Epuisé, fatigué, complètement à plat : c’est ainsi que se sentent les individus victimes de surentraînement.

 

Qu’est que le surentraînement :

 

Le surentraînement peut se manifester par une simple baisse de la forme et de l’envie mais peut aller jusqu’à la perte totale de la motivation. Il affaiblit également le corps et augmente le risque de blessure. Des périodes de repos sportifs devraient ainsi toujours être incluses dans un calendrier d’entraînement.

 

Cet état peut s’accompagner de modifications du comportement (anxiété, stress, insomnie, etc.) et de douleurs articulaires et musculaires qui peuvent occasionner une blessure. Le surentraînement pourrait aussi nuire au cerveau d’après une récente étude de l’Inserm.

 

Comment détecter le surentraînement ?

 

Identifier le surentraînement s’avère compliqué. Bien connaître ses limites et savoir écouter son corps n’est pas chose facile, surtout quand on débute.

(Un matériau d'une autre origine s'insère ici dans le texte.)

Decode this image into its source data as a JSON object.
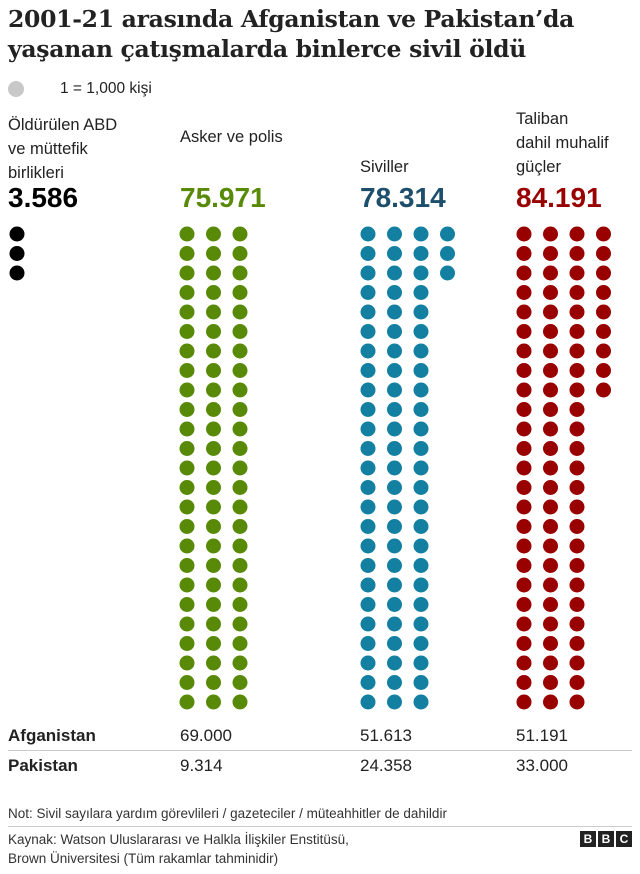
{
  "title": "2001-21 arasında Afganistan ve Pakistan’da yaşanan çatışmalarda binlerce sivil öldü",
  "legend": {
    "label": "1 = 1,000 kişi",
    "color": "#c8c8c8"
  },
  "chart_data": {
    "type": "waffle",
    "unit": 1000,
    "categories": [
      {
        "label": "Öldürülen ABD\nve müttefik\nbirlikleri",
        "total_label": "3.586",
        "value": 3586,
        "dots": 3,
        "color": "#000000",
        "columns": 1,
        "column_heights": [
          3
        ]
      },
      {
        "label": "Asker ve polis",
        "total_label": "75.971",
        "value": 75971,
        "dots": 75,
        "color": "#588a07",
        "columns": 3,
        "column_heights": [
          25,
          25,
          25
        ]
      },
      {
        "label": "Siviller",
        "total_label": "78.314",
        "value": 78314,
        "dots": 78,
        "color": "#1380a1",
        "columns": 4,
        "column_heights": [
          25,
          25,
          25,
          3
        ]
      },
      {
        "label": "Taliban\ndahil muhalif\ngüçler",
        "total_label": "84.191",
        "value": 84191,
        "dots": 84,
        "color": "#990000",
        "columns": 4,
        "column_heights": [
          25,
          25,
          25,
          9
        ]
      }
    ]
  },
  "table": {
    "rows": [
      {
        "label": "Afganistan",
        "values": [
          "",
          "69.000",
          "51.613",
          "51.191"
        ]
      },
      {
        "label": "Pakistan",
        "values": [
          "",
          "9.314",
          "24.358",
          "33.000"
        ]
      }
    ]
  },
  "footer": {
    "note": "Not: Sivil sayılara yardım görevlileri / gazeteciler / müteahhitler de dahildir",
    "source": "Kaynak: Watson Uluslararası ve Halkla İlişkiler Enstitüsü,\nBrown Üniversitesi (Tüm rakamlar tahminidir)",
    "logo_letters": [
      "B",
      "B",
      "C"
    ]
  }
}
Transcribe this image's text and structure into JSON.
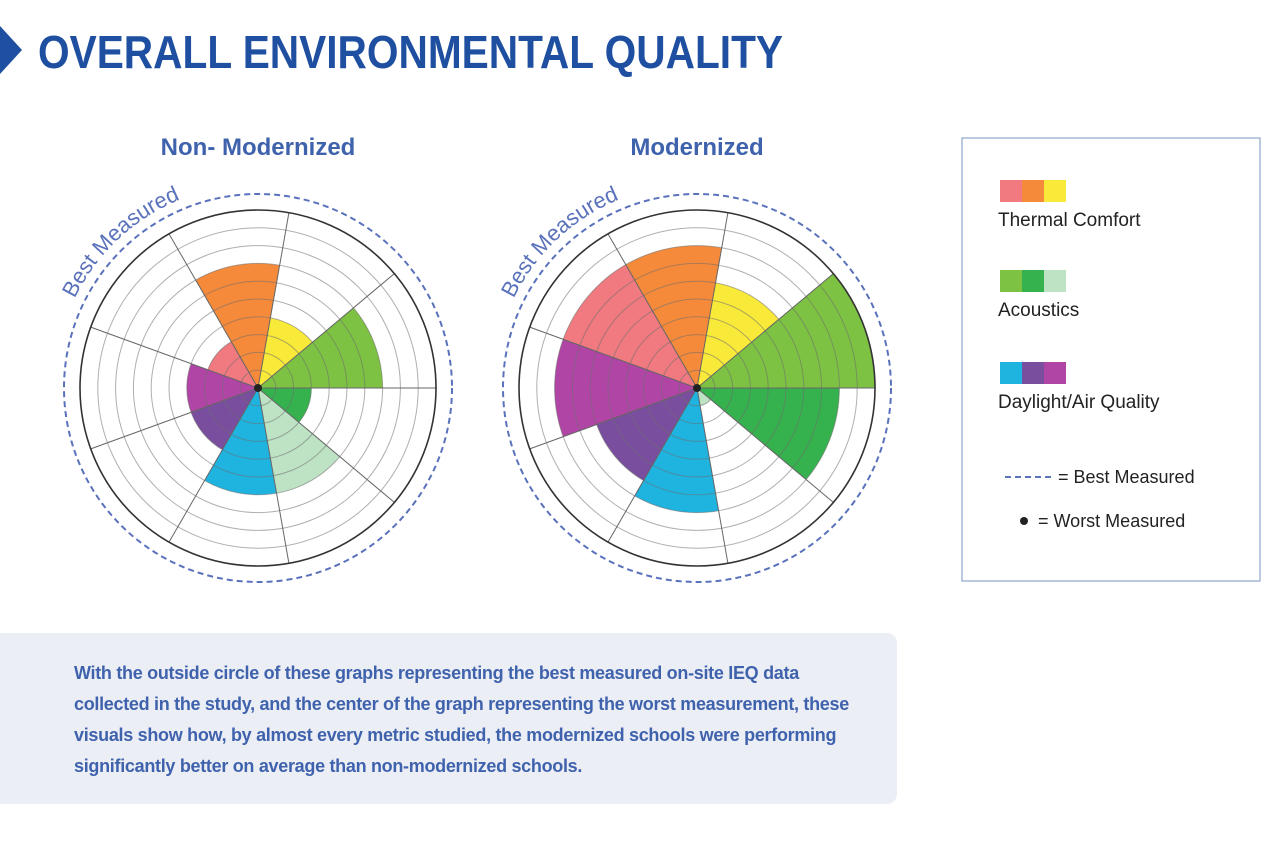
{
  "title": "OVERALL ENVIRONMENTAL QUALITY",
  "legend": {
    "groups": [
      {
        "name": "Thermal Comfort",
        "colors": [
          "#f07a7f",
          "#f58a3a",
          "#f9ea3a"
        ]
      },
      {
        "name": "Acoustics",
        "colors": [
          "#7dc243",
          "#35b14e",
          "#bde2c4"
        ]
      },
      {
        "name": "Daylight/Air Quality",
        "colors": [
          "#1fb3e0",
          "#7a4e9e",
          "#b045a6"
        ]
      }
    ],
    "best": "= Best Measured",
    "worst": "= Worst Measured"
  },
  "chart_data": [
    {
      "type": "polar_area",
      "title": "Non- Modernized",
      "annotation": "Best Measured",
      "values": [
        3,
        7,
        4,
        7,
        3,
        6,
        6,
        4,
        4
      ],
      "rlim": [
        0,
        10
      ],
      "rticks": [
        1,
        2,
        3,
        4,
        5,
        6,
        7,
        8,
        9,
        10
      ]
    },
    {
      "type": "polar_area",
      "title": "Modernized",
      "annotation": "Best Measured",
      "values": [
        8,
        8,
        6,
        10,
        8,
        1,
        7,
        6,
        8
      ],
      "rlim": [
        0,
        10
      ],
      "rticks": [
        1,
        2,
        3,
        4,
        5,
        6,
        7,
        8,
        9,
        10
      ]
    }
  ],
  "caption": {
    "text": "With the outside circle of these graphs representing the best measured on-site IEQ data collected in the study, and the center of the graph representing the worst measurement, these visuals show how, by almost every metric studied, the ",
    "bold": "modernized schools were performing significantly better on average than non-modernized schools."
  }
}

Au-delà d’une baisse marquée de vos performances sportives, plusieurs signes doivent vous alerter :

  • une perte de poids et un manque d’appétit ;
  • des difficultés à trouver le sommeil ;
  • des troubles de l’humeur (irritabilité, anxiété, stress, etc.) ;
  • une augmentation du rythme cardiaque et une tension artérielle élevée ;
  • des douleurs articulaires et musculaires fréquentes (crampes, tétanie) ;
  • des jambes plus lourdes que d’habitude ;
  • des infections ou inflammations récurrentes ;
  • une perte notable de motivation.

Ne prenez pas à la légère l’apparition de ces symptômes. Les sportifs débutants qui goûtent à l’effort veulent dépasser leurs limites, quitte à s’épuiser.

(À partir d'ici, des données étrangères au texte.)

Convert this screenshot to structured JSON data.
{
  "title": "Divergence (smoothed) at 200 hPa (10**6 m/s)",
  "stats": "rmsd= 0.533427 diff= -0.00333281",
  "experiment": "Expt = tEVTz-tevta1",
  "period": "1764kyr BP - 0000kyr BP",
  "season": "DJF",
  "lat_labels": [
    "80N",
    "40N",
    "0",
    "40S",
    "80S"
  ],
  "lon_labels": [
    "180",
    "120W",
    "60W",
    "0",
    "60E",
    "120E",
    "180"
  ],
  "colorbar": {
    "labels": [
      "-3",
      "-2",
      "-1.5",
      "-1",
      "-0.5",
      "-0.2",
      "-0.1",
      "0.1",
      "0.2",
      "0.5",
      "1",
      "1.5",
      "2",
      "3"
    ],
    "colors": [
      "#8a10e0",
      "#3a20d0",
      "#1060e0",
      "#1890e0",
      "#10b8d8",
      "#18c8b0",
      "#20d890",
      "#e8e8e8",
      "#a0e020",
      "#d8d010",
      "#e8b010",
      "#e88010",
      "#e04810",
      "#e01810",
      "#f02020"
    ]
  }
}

Que faire en cas de surentraînement ?

 

Si vous ressentez l’un des symptômes évoqués précédemment, consultez sans attendre un médecin. Ce dernier établira un diagnostic précis et mettra en place un programme de récupération adapté si besoin.

Privilégiez une période de repos total pour réparer le système articulaire et musculaire mis à mal, rééquilibrer votre métabolisme et réduire le stress. La fatigue disparaissant, vous retrouverez peu à peu la motivation.

 

Combien de temps doit durer cette période de repos ?

 

Tout dépend du degré de fatigue de votre corps. La durée de récupération doit être proportionnelle à la période de surentraînement. Elle s’étalera de quelques jours à plusieurs semaines voire plusieurs mois, en cas de fatigue extrême. Dans le même temps, veillez à avoir une bonne hygiène de vie et une alimentation équilibrée.

Bon à savoir. Alternez un jour d’exercice physique avec un jour de repos. Reprenez en douceur avec un programme allégé, avant d’augmenter l’intensité de vos séances, en prenant le temps nécessaire.

 

Comment éviter le surentraînement ?

 

Quelques règles simples devraient vous permettre de réduire ce risque :

  • privilégiez une alimentation saine et équilibrée ;
  • faites-vous suivre régulièrement par votre médecin ;
  • faites périodiquement un point de votre état psychologique : sommeil, comportement, stress, etc. ;
  • planifiez votre saison avec un programme d’entraînement détaillé (volume, intensité, phases de récupération), en prévoyant des charges de travail adaptées ;
  • conservez vos données physiologiques (fréquence cardiaque à l’arrêt et en action, variation de poids, etc.), ainsi que vos performances (distance, vitesse, etc.) pour faciliter les comparaisons ;
  • ne négligez jamais les périodes de récupération et n’hésitez pas à lever le pied en période de fatigue.